The National Law Journal cited director of litigation and the director of the Center for Class Action Fairness at the Competitive Enterprise Institute, Ted Frank, in its Supreme Court Brief on law.com for his upcoming Frank v. Gaos oral argument before the Supreme Court.
Theodore Frank has been firing shots at so-called “cy pres” settlements—an especially controversial component of some class actions—for more than a decade. On October 31, he will take his crusade all the way to the U.S. Supreme Court, lock, stock and barrel.
That is because Frank, director of the Center for Class Action Fairness at the Competitive Enterprise Institute, isn’t just the named petitioner in the case Frank v. Gaos. He will also argue for his first time before the high court, on his own behalf.

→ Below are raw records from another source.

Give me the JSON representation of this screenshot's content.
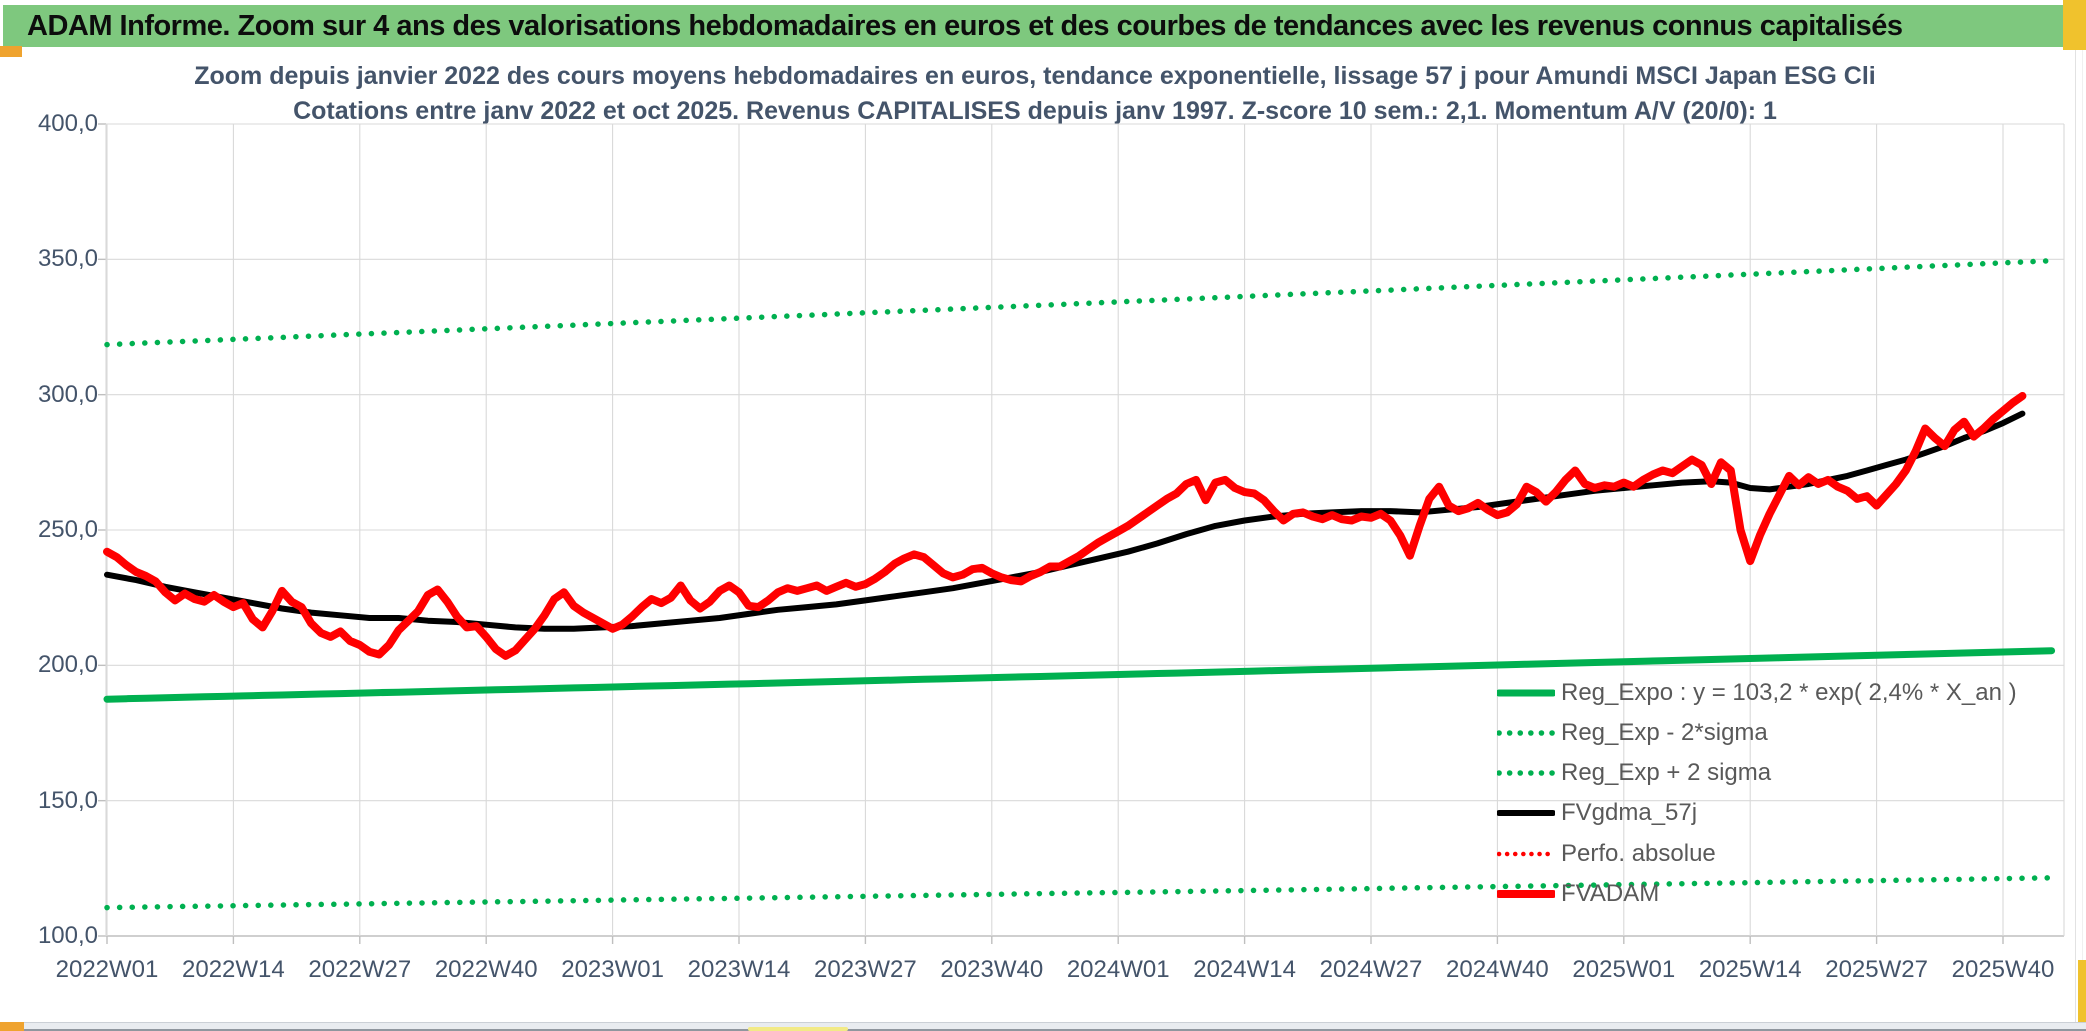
{
  "window": {
    "title": "ADAM Informe. Zoom sur 4 ans des valorisations hebdomadaires en euros et des courbes de tendances avec les revenus connus capitalisés"
  },
  "colors": {
    "header_green": "#7EC87E",
    "accent_gold": "#F0C22D",
    "accent_orange": "#EFA32F",
    "title_text": "#44546A",
    "axis_text": "#44546A",
    "legend_text": "#595959",
    "gridline": "#D9D9D9",
    "axis_line": "#BFBFBF",
    "series_green": "#00B050",
    "series_red": "#FF0000",
    "series_black": "#000000"
  },
  "chart_data": {
    "type": "line",
    "title": "Zoom depuis janvier 2022 des cours moyens hebdomadaires en euros, tendance exponentielle, lissage 57 j pour Amundi MSCI Japan ESG Cli",
    "subtitle": "Cotations entre janv 2022 et oct 2025. Revenus CAPITALISES depuis janv 1997. Z-score 10 sem.: 2,1. Momentum A/V (20/0): 1",
    "grid": true,
    "legend_position": "inside-bottom-right",
    "x_axis": {
      "tick_labels": [
        "2022W01",
        "2022W14",
        "2022W27",
        "2022W40",
        "2023W01",
        "2023W14",
        "2023W27",
        "2023W40",
        "2024W01",
        "2024W14",
        "2024W27",
        "2024W40",
        "2025W01",
        "2025W14",
        "2025W27",
        "2025W40"
      ],
      "weeks_per_tick": 13,
      "total_weeks": 198
    },
    "y_axis": {
      "min": 100,
      "max": 400,
      "step": 50,
      "tick_labels": [
        "100,0",
        "150,0",
        "200,0",
        "250,0",
        "300,0",
        "350,0",
        "400,0"
      ]
    },
    "series": [
      {
        "name": "Reg_Expo : y = 103,2 * exp( 2,4% *  X_an )",
        "type": "exponential-trend",
        "color": "#00B050",
        "line_style": "solid",
        "line_width": 7,
        "start_value": 187.5,
        "end_value": 205.5,
        "start_week": 0,
        "end_week": 201
      },
      {
        "name": "Reg_Exp - 2*sigma",
        "type": "exponential-trend",
        "color": "#00B050",
        "line_style": "dotted",
        "line_width": 5.5,
        "start_value": 110.5,
        "end_value": 121.5,
        "start_week": 0,
        "end_week": 200
      },
      {
        "name": "Reg_Exp + 2 sigma",
        "type": "exponential-trend",
        "color": "#00B050",
        "line_style": "dotted",
        "line_width": 5.5,
        "start_value": 318.5,
        "end_value": 349.5,
        "start_week": 0,
        "end_week": 200
      },
      {
        "name": "FVgdma_57j",
        "type": "knots",
        "color": "#000000",
        "line_style": "solid",
        "line_width": 6,
        "points": [
          [
            0,
            233.5
          ],
          [
            3,
            231.5
          ],
          [
            6,
            229
          ],
          [
            9,
            227
          ],
          [
            12,
            225
          ],
          [
            15,
            223
          ],
          [
            18,
            221
          ],
          [
            21,
            219.5
          ],
          [
            24,
            218.5
          ],
          [
            27,
            217.5
          ],
          [
            30,
            217.5
          ],
          [
            33,
            216.5
          ],
          [
            36,
            216
          ],
          [
            39,
            215
          ],
          [
            42,
            214
          ],
          [
            45,
            213.5
          ],
          [
            48,
            213.5
          ],
          [
            51,
            214
          ],
          [
            54,
            214.5
          ],
          [
            57,
            215.5
          ],
          [
            60,
            216.5
          ],
          [
            63,
            217.5
          ],
          [
            66,
            219
          ],
          [
            69,
            220.5
          ],
          [
            72,
            221.5
          ],
          [
            75,
            222.5
          ],
          [
            78,
            224
          ],
          [
            81,
            225.5
          ],
          [
            84,
            227
          ],
          [
            87,
            228.5
          ],
          [
            90,
            230.5
          ],
          [
            93,
            232.5
          ],
          [
            96,
            234.5
          ],
          [
            99,
            237
          ],
          [
            102,
            239.5
          ],
          [
            105,
            242
          ],
          [
            108,
            245
          ],
          [
            111,
            248.5
          ],
          [
            114,
            251.5
          ],
          [
            117,
            253.5
          ],
          [
            120,
            255
          ],
          [
            123,
            256
          ],
          [
            126,
            256.5
          ],
          [
            129,
            257
          ],
          [
            132,
            257
          ],
          [
            135,
            256.5
          ],
          [
            138,
            257.5
          ],
          [
            141,
            258.5
          ],
          [
            144,
            260
          ],
          [
            147,
            261.5
          ],
          [
            150,
            263
          ],
          [
            153,
            264.5
          ],
          [
            156,
            265.5
          ],
          [
            159,
            266.5
          ],
          [
            162,
            267.5
          ],
          [
            165,
            268
          ],
          [
            167,
            267.5
          ],
          [
            169,
            265.5
          ],
          [
            171,
            265
          ],
          [
            173,
            266
          ],
          [
            175,
            267
          ],
          [
            177,
            268.5
          ],
          [
            179,
            270
          ],
          [
            181,
            272
          ],
          [
            183,
            274
          ],
          [
            185,
            276
          ],
          [
            187,
            278.5
          ],
          [
            189,
            281
          ],
          [
            191,
            284
          ],
          [
            193,
            286.5
          ],
          [
            195,
            289.5
          ],
          [
            197,
            293
          ]
        ]
      },
      {
        "name": "Perfo. absolue",
        "type": "hidden",
        "color": "#FF0000",
        "line_style": "dotted",
        "line_width": 5,
        "note": "confondue avec FVADAM sur le graphique"
      },
      {
        "name": "FVADAM",
        "type": "weekly",
        "color": "#FF0000",
        "line_style": "solid",
        "line_width": 8,
        "start_week": 0,
        "values": [
          242,
          240,
          237,
          234.5,
          233,
          231,
          227,
          224,
          226.5,
          224.5,
          223.5,
          226,
          223.5,
          221.5,
          223,
          217,
          214,
          220,
          227.5,
          223.5,
          221.5,
          215.5,
          212,
          210.5,
          212.5,
          209,
          207.5,
          205,
          204,
          207.5,
          213,
          216.5,
          220,
          226,
          228,
          223.5,
          218,
          214,
          214.5,
          210.5,
          206,
          203.5,
          205.5,
          209.5,
          213.5,
          218.5,
          224.5,
          227,
          222,
          219.5,
          217.5,
          215.5,
          213.5,
          215,
          218,
          221.5,
          224.5,
          223,
          225,
          229.5,
          224,
          221,
          223.5,
          227.5,
          229.5,
          227,
          222,
          221.5,
          224,
          227,
          228.5,
          227.5,
          228.5,
          229.5,
          227.5,
          229,
          230.5,
          229,
          230,
          232,
          234.5,
          237.5,
          239.5,
          241,
          240,
          237,
          234,
          232.5,
          233.5,
          235.5,
          236,
          234,
          232.5,
          231.5,
          231,
          233,
          234.5,
          236.5,
          236.5,
          238.5,
          240.5,
          243,
          245.5,
          247.5,
          249.5,
          251.5,
          254,
          256.5,
          259,
          261.5,
          263.5,
          267,
          268.5,
          261,
          267.5,
          268.5,
          265.5,
          264,
          263.5,
          261,
          257,
          253.5,
          256,
          256.5,
          255,
          254,
          255.5,
          254,
          253.5,
          255,
          254.5,
          256,
          253.5,
          248,
          240.5,
          251.5,
          261.5,
          266,
          259,
          257,
          258,
          260,
          257.5,
          255.5,
          256.5,
          259.5,
          266,
          264,
          260.5,
          264,
          268.5,
          272,
          267,
          265.5,
          266.5,
          266,
          267.5,
          266,
          268.5,
          270.5,
          272,
          271,
          273.5,
          276,
          274,
          267,
          275,
          272,
          250,
          238.5,
          248,
          256,
          263,
          270,
          266.5,
          269.5,
          267,
          268.5,
          266,
          264.5,
          261.5,
          262.5,
          259,
          263,
          267,
          272,
          279,
          287.5,
          284,
          281,
          287,
          290,
          284.5,
          287.5,
          291,
          294,
          297,
          299.5
        ]
      }
    ]
  }
}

It’s an exceedingly rare happening at the Supreme Court, where detached, dispassionate advocacy is prized. Frank’s decision inevitably evokes the hoary, male-predominant axiom that “he who represents himself has a fool for a client.”
“I’m well aware of the famous aphorism,” Frank said in an interview Monday as he awaited the next round of briefing in the case, which could produce one of the most important class action rulings in years. “And I made sure I wasn't suffering from Dunning-Kruger syndrome.” That’s the phenomenon whereby low-ability people think they have much greater ability than they really do.
But as he thought about the case, he decided, “I should hire the person who has won the most cy pres cases in the appellate courts. That’s me.”
In this case, Frank objected to a class action against Google involving the privacy of users’ search queries. It settled for $8.5 million, but because of the huge number of Google users and more than $3 million in attorney fees, it was impractical to distribute the minimal awards. That’s where the cy pres settlement came in, distributing the remaining $5 million or so to institutions that work toward protection of privacy on the Internet.
“Cy pres” is a shortened Old French expression that means, roughly, “as near as possible,” signifying a settlement that approximates what the class action was about, even though class members don’t receive anything directly.